The House version of the proposal – House Bill 64, sponsored by Rep. Eric Burlison (R-Springfield) – would require all unions and teachers groups – with the exception of police and firefighters – to get written permission each year from their members before donations for political spending could be automatically deducted from their paychecks.
Proponents of the measures say they are trying to “protect workers.”
But State Sen. Gina Walsh (D-Bellefontaine Neighbors), a retired member of Heat and Frost Insulators and Allied Workers Local 1, said “I haven’t heard from any workers that want to be protected. I haven’t heard from anybody that doesn’t feel like they aren’t protected now.
“I’m grateful that I belong to a good, strong union,” Walsh said. “I just hope that they don’t destroy everything that people have worked for, for 100 years, to get us to this point.”
On prevailing wage, the House approved a measure changing the calculation in rural areas. Currently, the prevailing wage for a given trade is based on voluntary surveys collected and submitted by contractors on a project.
House Bill 409, sponsored by State Rep.

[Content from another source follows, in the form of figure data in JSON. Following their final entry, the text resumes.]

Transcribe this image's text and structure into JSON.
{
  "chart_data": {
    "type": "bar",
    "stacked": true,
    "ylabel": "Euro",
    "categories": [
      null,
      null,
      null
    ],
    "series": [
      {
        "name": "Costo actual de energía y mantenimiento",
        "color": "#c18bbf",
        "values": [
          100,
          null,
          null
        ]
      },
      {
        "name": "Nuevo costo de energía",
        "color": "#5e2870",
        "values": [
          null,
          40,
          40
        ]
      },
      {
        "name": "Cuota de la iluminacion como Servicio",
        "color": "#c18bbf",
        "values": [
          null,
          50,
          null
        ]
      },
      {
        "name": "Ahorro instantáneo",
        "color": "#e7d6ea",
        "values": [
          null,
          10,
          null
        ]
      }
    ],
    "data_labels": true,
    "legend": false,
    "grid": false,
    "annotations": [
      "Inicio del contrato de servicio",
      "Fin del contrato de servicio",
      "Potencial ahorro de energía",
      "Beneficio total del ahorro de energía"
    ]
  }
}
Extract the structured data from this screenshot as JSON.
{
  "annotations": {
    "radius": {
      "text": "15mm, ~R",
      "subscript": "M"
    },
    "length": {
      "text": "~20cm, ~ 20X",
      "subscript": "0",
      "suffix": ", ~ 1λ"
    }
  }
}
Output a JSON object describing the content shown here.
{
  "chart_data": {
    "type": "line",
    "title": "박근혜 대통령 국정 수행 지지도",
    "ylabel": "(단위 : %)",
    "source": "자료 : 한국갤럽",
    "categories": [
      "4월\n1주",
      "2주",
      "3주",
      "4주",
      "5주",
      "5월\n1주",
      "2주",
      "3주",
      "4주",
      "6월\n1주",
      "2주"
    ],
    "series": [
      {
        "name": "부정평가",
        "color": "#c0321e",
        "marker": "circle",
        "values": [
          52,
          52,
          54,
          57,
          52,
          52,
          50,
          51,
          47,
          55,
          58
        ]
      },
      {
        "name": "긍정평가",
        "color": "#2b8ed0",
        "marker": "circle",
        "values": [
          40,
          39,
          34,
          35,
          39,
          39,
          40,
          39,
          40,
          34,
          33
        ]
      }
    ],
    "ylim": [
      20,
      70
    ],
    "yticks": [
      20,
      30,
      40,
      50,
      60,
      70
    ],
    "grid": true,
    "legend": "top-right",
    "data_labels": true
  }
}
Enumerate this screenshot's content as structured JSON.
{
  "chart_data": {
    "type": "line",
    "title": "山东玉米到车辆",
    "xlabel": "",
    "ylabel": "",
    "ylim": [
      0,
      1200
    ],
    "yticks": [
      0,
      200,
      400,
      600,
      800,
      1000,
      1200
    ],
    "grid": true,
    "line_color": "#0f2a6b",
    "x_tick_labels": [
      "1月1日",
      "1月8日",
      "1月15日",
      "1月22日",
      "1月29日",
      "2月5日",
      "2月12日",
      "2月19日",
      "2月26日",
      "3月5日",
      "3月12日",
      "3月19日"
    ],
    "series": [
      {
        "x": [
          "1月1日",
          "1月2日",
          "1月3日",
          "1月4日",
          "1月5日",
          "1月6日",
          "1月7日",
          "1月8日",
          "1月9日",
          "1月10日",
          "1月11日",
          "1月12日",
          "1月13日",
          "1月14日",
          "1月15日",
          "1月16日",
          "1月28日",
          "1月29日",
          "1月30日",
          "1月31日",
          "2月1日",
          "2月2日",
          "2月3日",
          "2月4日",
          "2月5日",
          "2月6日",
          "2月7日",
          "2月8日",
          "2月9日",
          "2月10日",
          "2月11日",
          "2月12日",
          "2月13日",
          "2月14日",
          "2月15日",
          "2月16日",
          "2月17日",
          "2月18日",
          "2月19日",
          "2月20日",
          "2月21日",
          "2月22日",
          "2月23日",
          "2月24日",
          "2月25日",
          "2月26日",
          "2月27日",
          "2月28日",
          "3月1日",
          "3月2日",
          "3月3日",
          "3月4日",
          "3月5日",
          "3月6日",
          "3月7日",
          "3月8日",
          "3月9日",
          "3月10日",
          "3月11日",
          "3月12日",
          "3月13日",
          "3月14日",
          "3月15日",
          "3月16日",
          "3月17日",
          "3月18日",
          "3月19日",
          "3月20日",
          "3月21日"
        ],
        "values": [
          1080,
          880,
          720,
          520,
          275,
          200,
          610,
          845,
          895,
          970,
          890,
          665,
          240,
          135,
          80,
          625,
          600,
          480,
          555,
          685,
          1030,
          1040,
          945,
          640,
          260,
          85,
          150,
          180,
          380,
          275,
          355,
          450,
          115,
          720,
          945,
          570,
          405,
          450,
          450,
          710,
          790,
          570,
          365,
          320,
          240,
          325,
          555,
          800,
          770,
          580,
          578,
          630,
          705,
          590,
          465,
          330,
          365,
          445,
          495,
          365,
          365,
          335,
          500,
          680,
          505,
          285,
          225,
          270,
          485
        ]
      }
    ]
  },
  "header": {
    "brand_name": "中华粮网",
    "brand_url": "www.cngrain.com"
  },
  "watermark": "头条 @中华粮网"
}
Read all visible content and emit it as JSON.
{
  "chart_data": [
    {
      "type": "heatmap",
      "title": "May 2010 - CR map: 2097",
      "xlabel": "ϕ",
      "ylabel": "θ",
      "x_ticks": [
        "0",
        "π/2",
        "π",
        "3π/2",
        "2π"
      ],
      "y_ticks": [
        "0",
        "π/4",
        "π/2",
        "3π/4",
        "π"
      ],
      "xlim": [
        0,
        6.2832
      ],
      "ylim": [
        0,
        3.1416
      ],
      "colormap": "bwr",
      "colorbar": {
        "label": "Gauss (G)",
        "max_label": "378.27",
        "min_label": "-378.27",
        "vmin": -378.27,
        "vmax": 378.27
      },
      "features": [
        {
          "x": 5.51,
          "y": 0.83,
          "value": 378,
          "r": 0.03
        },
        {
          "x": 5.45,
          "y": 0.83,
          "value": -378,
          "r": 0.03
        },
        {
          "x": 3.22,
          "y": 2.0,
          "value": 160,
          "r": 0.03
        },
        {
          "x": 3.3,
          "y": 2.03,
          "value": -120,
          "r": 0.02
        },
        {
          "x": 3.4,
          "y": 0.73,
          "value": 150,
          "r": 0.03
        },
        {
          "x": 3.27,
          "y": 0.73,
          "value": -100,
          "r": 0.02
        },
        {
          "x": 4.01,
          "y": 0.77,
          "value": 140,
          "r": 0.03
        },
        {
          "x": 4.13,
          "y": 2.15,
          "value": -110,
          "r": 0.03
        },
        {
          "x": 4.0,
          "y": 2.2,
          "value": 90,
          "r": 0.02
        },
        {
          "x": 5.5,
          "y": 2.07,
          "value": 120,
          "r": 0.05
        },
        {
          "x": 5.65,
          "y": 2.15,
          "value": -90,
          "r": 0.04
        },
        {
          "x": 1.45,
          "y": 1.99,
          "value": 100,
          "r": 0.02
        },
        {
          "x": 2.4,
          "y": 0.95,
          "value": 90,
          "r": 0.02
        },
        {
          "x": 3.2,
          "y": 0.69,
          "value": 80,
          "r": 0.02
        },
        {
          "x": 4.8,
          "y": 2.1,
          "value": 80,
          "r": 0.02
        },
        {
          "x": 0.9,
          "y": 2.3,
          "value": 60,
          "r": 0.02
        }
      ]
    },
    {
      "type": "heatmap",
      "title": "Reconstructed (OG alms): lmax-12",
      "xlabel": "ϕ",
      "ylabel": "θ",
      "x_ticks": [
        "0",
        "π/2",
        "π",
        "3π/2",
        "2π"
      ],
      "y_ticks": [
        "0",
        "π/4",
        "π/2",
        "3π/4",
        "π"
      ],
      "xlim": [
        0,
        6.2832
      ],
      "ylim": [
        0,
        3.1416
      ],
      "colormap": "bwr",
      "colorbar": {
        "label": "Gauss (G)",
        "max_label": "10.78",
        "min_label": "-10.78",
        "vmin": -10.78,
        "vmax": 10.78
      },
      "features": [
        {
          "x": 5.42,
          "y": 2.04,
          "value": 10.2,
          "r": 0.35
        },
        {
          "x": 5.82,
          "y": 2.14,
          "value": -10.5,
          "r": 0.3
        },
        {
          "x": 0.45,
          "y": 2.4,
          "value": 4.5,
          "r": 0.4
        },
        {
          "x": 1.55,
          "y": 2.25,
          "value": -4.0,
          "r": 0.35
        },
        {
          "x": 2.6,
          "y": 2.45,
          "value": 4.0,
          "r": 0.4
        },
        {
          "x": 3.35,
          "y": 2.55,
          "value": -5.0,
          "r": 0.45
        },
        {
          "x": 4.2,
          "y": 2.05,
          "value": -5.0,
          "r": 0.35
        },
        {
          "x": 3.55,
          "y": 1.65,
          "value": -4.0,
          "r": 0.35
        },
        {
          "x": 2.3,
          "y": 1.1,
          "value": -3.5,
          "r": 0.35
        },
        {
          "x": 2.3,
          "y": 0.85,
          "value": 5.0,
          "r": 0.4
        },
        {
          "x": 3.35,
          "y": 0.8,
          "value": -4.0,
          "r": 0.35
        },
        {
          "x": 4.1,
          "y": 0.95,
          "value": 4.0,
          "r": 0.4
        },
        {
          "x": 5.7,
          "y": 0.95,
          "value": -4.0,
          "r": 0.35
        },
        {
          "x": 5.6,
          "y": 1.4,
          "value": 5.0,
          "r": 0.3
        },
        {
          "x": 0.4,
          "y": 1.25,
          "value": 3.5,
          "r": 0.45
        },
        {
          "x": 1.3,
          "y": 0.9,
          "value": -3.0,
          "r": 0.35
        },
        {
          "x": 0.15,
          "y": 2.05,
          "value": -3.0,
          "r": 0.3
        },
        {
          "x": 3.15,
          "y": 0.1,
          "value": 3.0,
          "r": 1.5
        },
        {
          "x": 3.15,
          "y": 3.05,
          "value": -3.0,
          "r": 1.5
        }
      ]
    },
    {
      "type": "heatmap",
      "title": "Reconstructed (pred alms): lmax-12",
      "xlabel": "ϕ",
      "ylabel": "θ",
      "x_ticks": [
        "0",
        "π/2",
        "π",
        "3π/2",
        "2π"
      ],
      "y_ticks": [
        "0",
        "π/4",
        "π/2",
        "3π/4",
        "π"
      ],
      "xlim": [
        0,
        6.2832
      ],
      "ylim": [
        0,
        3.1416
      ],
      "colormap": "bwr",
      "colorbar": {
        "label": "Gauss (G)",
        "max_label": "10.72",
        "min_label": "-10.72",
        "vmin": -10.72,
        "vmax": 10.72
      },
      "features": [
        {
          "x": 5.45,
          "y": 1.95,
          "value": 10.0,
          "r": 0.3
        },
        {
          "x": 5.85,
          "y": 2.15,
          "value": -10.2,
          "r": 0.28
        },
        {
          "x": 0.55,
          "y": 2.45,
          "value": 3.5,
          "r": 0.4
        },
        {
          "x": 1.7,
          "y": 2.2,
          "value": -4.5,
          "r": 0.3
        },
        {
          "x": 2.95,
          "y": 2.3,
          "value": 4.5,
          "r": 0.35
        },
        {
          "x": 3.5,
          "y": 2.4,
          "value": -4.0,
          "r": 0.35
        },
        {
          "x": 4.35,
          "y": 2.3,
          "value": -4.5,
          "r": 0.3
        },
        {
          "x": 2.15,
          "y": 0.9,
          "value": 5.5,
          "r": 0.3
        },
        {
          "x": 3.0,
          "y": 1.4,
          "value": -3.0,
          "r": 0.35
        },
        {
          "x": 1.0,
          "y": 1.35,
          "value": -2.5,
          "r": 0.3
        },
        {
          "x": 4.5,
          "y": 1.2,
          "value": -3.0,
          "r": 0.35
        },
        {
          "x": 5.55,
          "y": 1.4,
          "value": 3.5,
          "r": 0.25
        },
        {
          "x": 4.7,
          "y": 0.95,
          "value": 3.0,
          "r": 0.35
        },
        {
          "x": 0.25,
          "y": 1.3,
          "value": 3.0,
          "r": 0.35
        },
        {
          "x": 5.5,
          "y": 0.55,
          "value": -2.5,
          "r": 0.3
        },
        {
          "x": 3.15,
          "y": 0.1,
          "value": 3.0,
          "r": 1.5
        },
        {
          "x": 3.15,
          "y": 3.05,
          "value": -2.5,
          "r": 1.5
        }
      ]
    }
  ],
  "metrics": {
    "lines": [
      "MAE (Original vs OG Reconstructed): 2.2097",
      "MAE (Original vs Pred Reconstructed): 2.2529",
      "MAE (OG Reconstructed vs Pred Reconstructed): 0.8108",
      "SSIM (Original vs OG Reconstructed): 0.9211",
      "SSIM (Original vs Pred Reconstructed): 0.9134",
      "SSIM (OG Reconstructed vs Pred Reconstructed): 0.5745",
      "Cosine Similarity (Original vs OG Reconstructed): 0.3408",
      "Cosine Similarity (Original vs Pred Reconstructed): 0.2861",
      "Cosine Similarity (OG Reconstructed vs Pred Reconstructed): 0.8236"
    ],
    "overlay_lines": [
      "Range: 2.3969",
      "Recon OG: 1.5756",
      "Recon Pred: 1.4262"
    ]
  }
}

Warren Love (R-Osceola), would replace those figures with an average weekly statewide wage compiled by the state labor department.
Late last month the House passed another anti-prevailing wage measure – House Bill 34, sponsored by Rep. Casey Guernsney (R-Bethany) – which would exempt construction and maintenance work done for certain school districts from the prevailing wage rate requirement upon the school board’s approval.
House Minority Leader Jacob Hummel (D-St. Louis), a member of IBEW Local 1, said the prevailing wage ensures all bidders are on a level playing field and prevents Missouri contractors from being undercut by migrant contractors from other states who usually bring their own workers with them and pay them in cash to avoid paying state and federal taxes, social security, workers’ compensation and unemployment premiums. Hummel called Guernsey’s measure the “No Foreign Worker Left Behind Act” and said it would lower the standard of living in the state by creating an incentive to hire out-of-state workers at a lower rate.